Túrin avanzó sobre él de un salto, y había fuego en sus ojos, y los filos de Gurthang brillaban como llamas. Pero Glaurung paró el golpe, y abrió mucho sus ojos hipnotizadores, fijando la vista en Túrin. Sin temor,Túrin le sostuvo la mirada mientras alzaba la espada, pero en seguida cayó bajo el terrible hechizo del dragón y se detuvo como si se hubiera convertido en piedra. Durante largo rato permanecieron así inmóviles y silenciosos ante las Puertas de Felagund. Entonces Glaurung habló otra vez, burlándose de Túrin.
—Malas han sido todas tus acciones, hijo de Húrin —dijo—. Hijo adoptivo desagradecido, proscrito, asesino de tu amigo, ladrón de amor, usurpador de Nargothrond, capitán imprudente y desertor de los tuyos. Como esclavas viven tu madre y tu hermana en Dorlómin, sufriendo miseria y necesidades, vestidas con harapos, mientras tú llevas las galas de un príncipe. Penan por ti, pero a ti eso no te importa.Tu padre estará muy contento cuando se entere de que tiene semejante hijo: y se enterará.

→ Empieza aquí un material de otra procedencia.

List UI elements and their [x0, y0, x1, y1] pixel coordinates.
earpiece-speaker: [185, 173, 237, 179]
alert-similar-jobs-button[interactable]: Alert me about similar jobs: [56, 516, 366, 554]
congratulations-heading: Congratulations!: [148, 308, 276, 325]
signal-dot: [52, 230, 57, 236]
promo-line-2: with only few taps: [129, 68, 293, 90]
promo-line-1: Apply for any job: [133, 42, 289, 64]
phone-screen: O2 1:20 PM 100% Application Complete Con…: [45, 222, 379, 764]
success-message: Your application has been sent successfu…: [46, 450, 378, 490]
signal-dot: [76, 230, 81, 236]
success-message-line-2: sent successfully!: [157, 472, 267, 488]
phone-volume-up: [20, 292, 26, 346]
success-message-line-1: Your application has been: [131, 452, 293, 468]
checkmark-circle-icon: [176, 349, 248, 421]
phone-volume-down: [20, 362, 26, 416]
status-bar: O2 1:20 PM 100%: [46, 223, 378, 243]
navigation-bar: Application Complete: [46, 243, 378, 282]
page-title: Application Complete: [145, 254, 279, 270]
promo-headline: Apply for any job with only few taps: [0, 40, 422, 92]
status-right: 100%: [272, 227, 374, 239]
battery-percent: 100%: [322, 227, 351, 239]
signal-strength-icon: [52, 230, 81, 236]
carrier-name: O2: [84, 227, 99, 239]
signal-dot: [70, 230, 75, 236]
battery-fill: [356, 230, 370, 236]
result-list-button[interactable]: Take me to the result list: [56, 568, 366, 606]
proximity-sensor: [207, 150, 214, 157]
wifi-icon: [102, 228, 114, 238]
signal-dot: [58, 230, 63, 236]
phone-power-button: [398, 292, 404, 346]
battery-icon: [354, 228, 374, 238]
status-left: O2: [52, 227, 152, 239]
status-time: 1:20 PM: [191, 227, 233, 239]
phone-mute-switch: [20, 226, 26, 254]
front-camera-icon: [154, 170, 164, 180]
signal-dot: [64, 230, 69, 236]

Y Túrin, bajo el hechizo de Glaurung, oyó sus palabras, y se vio como en un espejo deformado por la malicia, y aborreció lo que veía.
Y mientras los ojos de Glaurung inmovilizaban su mente atormentada y no podía moverse, a una señal del Dragón los Orcos se llevaron el grupo de las cautivas, que pasaron junto a Túrin y cruzaron el puente. Entre ellas estaba Finduilas, que tendió los brazos hacia Túrin y lo llamó por su nombre. Pero Glaurung no lo dejó libre hasta que los gritos y lamentos de las mujeres se perdieron por el camino del norte; pero Túrin no pudo dejar de oír esas voces que lo perseguirían ya para siempre.
De pronto, Glaurung apartó la mirada y esperó; y Túrin se movió lentamente, como quien despierta de un sueño espantoso. Pero entonces volvió en sí con un fuerte grito y saltó sobre el Dragón. Glaurung, sin embargo, se rió, diciendo: —Si quieres morir, de buen grado te mataré. Pero poco les servirá eso a Morwen y Niénor. Hiciste caso omiso de los gritos de la mujer Elfa, ¿negarás también los vínculos de la sangre?
Pero Túrin, desenvainando la espada, lanzó un golpe contra sus ojos, aunque Glaurung retrocedió con rapidez y se alzó sobre él como una torre, diciendo:
—Al menos eres valiente. Más que cualquiera con quien me haya topado.Y mienten quienes dicen que nosotros no honramos el valor de los enemigos. ¡Mira! Te ofrezco la libertad. Ve con los tuyos si puedes. ¡Ve! Y si queda Elfo u Hombre para contar la historia de estos días, sin duda hablarán de ti con desprecio si desdeñas este regalo.
Entonces Túrin, todavía aturdido por los ojos del Dragón, como si tratara con un enemigo capaz de tener piedad, creyó en las palabras de Glaurung y, volviéndose se precipitó a la carrera por el puente. Pero mientras se iba, Glaurung dijo tras él con fiera voz:
-¡Ve de prisa a Dor-lómin, hijo de Húrin! O quizá los Orcos lleguen antes que tú otra vez.Y si te demoras por causa de Finduilas, nunca volverás a ver a Morwen o Niénor,y ellas te maldecirán.
Sin embargo,Túrin se alejó por el camino del norte, y Glaurung rió una vez más, porque había cumplido la misión que le encomendara su Amo. Entonces atendió a su propio placer, y echando su llamarada lo quemó todo. Puso en fuga a todos los Orcos que continuaban el saqueo, los expulsó de allí y les negó hasta el último objeto de valor. Luego destruyó el puente y lo arrojó a la espuma del Narog. Una vez estuvo de ese modo seguro, buscó todo el tesoro y las riquezas de Felagund y las amontonó, luego se tendió sobre ellas en el recinto más recóndito y descansó por un tiempo.